Warren’s dream for Living Legacy is to license the technology to government authorities across Australia to enable them to offer the choice to people in their communities. He and his team want to transform cemeteries back into forests, and to create living memorial forests. “Our vision is not only to connect people back to nature and back to plants, it’s also to keep that connection in the community and connect the generations.” He’s already started working with local governments to discuss ways of integrating living memorial trees into public spaces – memorialising people within the communities in which they lived. Currently, the Living Legacy offering is available in 18 locations throughout Melbourne and the team is working to make Living Legacy available nationally.
My vision is that we restore the right for people to be remembered in their own community, while creating beautiful public open spaces that inspire a generation to stand tall & remember their roots,” Warren says.

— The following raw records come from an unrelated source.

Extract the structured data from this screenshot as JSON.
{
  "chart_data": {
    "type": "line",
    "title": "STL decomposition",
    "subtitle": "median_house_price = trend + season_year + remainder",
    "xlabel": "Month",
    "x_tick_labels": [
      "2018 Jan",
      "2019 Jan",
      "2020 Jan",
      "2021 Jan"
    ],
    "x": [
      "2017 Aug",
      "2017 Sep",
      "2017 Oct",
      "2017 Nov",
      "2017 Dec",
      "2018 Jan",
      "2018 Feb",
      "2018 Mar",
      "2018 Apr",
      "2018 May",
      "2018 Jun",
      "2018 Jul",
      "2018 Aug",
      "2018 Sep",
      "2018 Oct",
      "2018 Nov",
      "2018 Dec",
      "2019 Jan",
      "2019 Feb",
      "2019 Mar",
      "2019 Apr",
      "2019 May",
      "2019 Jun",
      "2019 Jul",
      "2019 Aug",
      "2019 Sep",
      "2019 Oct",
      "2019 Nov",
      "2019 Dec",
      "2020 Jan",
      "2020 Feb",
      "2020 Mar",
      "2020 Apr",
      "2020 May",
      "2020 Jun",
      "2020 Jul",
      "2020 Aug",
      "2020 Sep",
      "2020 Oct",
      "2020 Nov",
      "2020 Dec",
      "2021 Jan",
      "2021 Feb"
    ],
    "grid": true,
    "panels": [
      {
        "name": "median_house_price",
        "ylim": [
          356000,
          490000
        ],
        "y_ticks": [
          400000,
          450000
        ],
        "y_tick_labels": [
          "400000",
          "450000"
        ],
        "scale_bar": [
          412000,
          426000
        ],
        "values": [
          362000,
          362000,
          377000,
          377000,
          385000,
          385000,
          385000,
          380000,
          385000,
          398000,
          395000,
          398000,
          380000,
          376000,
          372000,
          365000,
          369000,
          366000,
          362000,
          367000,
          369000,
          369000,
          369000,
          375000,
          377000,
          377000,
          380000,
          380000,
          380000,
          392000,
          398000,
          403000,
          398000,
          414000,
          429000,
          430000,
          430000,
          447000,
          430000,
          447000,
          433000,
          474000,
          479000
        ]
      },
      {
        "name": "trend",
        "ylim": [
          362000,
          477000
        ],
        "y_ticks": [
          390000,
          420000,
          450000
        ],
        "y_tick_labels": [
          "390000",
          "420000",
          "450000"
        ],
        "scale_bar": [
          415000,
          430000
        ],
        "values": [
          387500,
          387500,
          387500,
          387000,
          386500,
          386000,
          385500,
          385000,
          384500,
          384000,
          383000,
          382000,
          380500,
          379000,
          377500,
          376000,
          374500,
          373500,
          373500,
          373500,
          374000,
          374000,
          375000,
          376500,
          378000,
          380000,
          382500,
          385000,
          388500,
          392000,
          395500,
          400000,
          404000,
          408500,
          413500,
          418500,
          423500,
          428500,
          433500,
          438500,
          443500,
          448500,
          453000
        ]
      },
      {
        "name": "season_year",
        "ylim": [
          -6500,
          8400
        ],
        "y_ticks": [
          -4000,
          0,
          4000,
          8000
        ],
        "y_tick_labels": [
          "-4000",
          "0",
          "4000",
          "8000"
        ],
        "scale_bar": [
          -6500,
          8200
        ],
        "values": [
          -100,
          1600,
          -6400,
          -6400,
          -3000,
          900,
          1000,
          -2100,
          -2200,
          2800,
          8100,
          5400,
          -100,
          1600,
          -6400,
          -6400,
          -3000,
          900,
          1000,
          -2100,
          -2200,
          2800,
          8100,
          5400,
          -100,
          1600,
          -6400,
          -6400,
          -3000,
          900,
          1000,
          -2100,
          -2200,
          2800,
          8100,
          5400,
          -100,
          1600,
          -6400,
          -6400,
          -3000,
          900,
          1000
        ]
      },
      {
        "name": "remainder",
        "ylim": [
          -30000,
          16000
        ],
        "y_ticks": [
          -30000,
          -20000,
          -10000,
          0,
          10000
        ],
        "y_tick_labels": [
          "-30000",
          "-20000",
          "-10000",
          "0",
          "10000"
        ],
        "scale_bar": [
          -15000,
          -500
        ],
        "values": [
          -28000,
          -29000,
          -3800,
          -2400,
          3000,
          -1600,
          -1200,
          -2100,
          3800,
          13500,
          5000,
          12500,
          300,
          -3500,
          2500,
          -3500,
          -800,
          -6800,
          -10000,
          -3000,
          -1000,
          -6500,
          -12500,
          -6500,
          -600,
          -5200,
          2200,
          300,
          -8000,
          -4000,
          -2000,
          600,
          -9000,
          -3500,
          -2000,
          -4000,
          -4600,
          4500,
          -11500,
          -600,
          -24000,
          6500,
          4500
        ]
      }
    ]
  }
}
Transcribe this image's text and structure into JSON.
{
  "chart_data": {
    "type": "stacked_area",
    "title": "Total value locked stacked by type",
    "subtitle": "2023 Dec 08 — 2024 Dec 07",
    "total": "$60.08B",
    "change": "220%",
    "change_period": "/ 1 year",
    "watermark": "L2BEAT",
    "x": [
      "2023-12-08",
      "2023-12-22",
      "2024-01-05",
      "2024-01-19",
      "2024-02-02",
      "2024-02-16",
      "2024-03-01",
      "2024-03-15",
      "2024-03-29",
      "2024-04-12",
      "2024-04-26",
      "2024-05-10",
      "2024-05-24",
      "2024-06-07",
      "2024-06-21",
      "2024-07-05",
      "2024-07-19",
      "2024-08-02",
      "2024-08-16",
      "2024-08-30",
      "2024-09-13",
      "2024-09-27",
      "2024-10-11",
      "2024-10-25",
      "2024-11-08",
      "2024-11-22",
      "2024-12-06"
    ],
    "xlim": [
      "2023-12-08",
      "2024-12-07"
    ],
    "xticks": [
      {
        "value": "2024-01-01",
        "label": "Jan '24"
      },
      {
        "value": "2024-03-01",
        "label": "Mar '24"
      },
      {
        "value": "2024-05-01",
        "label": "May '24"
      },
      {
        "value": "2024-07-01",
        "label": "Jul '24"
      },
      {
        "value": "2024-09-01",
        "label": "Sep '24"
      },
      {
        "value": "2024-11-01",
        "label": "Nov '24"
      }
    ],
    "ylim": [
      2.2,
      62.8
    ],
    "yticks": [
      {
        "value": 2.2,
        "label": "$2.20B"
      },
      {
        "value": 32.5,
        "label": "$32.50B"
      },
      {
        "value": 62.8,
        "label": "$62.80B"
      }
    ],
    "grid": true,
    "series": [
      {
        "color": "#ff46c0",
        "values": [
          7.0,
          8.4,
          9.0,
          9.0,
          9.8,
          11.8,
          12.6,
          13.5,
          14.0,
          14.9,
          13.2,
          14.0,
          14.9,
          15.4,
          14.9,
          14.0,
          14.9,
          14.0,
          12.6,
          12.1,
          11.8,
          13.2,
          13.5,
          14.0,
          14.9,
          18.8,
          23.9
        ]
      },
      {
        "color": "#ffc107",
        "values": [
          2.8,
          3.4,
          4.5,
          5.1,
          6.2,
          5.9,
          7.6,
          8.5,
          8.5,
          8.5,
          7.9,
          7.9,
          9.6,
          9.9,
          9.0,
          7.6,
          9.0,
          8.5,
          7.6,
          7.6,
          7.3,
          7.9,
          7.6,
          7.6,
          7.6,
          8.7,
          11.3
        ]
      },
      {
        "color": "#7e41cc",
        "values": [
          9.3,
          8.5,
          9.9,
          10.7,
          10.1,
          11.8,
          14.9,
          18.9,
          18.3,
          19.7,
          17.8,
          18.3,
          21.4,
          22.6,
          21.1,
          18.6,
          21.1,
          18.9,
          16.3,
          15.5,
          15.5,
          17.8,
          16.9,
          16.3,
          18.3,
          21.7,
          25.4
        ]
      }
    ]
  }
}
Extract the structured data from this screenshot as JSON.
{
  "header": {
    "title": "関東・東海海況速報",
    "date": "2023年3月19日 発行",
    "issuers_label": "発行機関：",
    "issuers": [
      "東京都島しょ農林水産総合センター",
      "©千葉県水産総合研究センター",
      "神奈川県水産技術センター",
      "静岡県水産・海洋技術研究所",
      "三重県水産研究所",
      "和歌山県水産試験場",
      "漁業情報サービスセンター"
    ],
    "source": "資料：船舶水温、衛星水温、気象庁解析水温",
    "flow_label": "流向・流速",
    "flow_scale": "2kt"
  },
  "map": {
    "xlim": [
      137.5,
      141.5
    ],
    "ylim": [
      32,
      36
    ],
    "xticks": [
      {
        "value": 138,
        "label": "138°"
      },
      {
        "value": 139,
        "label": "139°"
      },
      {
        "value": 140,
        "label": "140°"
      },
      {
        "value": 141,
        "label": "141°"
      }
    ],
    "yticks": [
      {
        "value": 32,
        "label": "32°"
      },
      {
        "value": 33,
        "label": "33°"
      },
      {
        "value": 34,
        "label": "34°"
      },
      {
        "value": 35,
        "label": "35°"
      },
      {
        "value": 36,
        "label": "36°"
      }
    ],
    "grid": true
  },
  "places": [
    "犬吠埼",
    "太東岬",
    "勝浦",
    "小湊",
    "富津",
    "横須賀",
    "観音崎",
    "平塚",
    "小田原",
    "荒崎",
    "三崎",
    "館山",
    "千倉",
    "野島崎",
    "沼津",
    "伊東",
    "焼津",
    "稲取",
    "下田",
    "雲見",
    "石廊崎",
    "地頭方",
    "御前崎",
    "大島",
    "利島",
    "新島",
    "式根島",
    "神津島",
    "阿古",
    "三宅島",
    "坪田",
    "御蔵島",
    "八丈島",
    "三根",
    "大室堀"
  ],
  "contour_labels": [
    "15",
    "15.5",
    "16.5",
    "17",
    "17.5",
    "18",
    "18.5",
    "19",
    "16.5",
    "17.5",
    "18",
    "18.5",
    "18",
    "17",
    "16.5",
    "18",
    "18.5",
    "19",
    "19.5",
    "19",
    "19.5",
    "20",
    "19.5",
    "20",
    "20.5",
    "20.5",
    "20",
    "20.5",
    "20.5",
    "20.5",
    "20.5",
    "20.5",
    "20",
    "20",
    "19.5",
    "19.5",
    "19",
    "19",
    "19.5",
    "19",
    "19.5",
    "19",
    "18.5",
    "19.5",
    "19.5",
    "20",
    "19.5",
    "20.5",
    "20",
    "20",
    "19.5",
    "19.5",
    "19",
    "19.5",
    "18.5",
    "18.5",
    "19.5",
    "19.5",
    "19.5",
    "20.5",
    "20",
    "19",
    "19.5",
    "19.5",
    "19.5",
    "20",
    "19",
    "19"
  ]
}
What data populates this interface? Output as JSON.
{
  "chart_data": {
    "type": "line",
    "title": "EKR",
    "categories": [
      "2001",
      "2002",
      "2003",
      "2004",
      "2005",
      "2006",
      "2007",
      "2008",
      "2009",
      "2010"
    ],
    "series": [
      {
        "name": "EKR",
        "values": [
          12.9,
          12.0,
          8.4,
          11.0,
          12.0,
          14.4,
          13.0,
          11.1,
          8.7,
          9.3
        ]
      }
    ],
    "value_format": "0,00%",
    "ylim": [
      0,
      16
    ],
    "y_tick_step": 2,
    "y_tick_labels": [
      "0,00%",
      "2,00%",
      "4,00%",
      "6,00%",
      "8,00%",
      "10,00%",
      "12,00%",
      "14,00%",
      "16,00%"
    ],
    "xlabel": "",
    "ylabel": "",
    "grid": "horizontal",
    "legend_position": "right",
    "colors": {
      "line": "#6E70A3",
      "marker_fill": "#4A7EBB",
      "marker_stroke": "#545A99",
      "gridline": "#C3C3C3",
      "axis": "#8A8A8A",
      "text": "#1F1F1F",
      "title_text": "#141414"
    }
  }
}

I most definitely want to be a tree when I die. I’m not sure what species yet, and I don’t really know if I care. After all, life is life is life. Right? One thing I do care about, though, is not being planted in a cemetery, in the city. I’d like to be in the bush – somewhere vast and wild. I ask Warren if this will be a possibility. “In short, yes,” he tells me. Phew. “There’ll be an option to be planted at home or on private property in the near future, and we also want to partner with conservation groups to facilitate memorial reforestation, which would be very exciting.” YES!
Send me to the bush when I’m gone, Warren.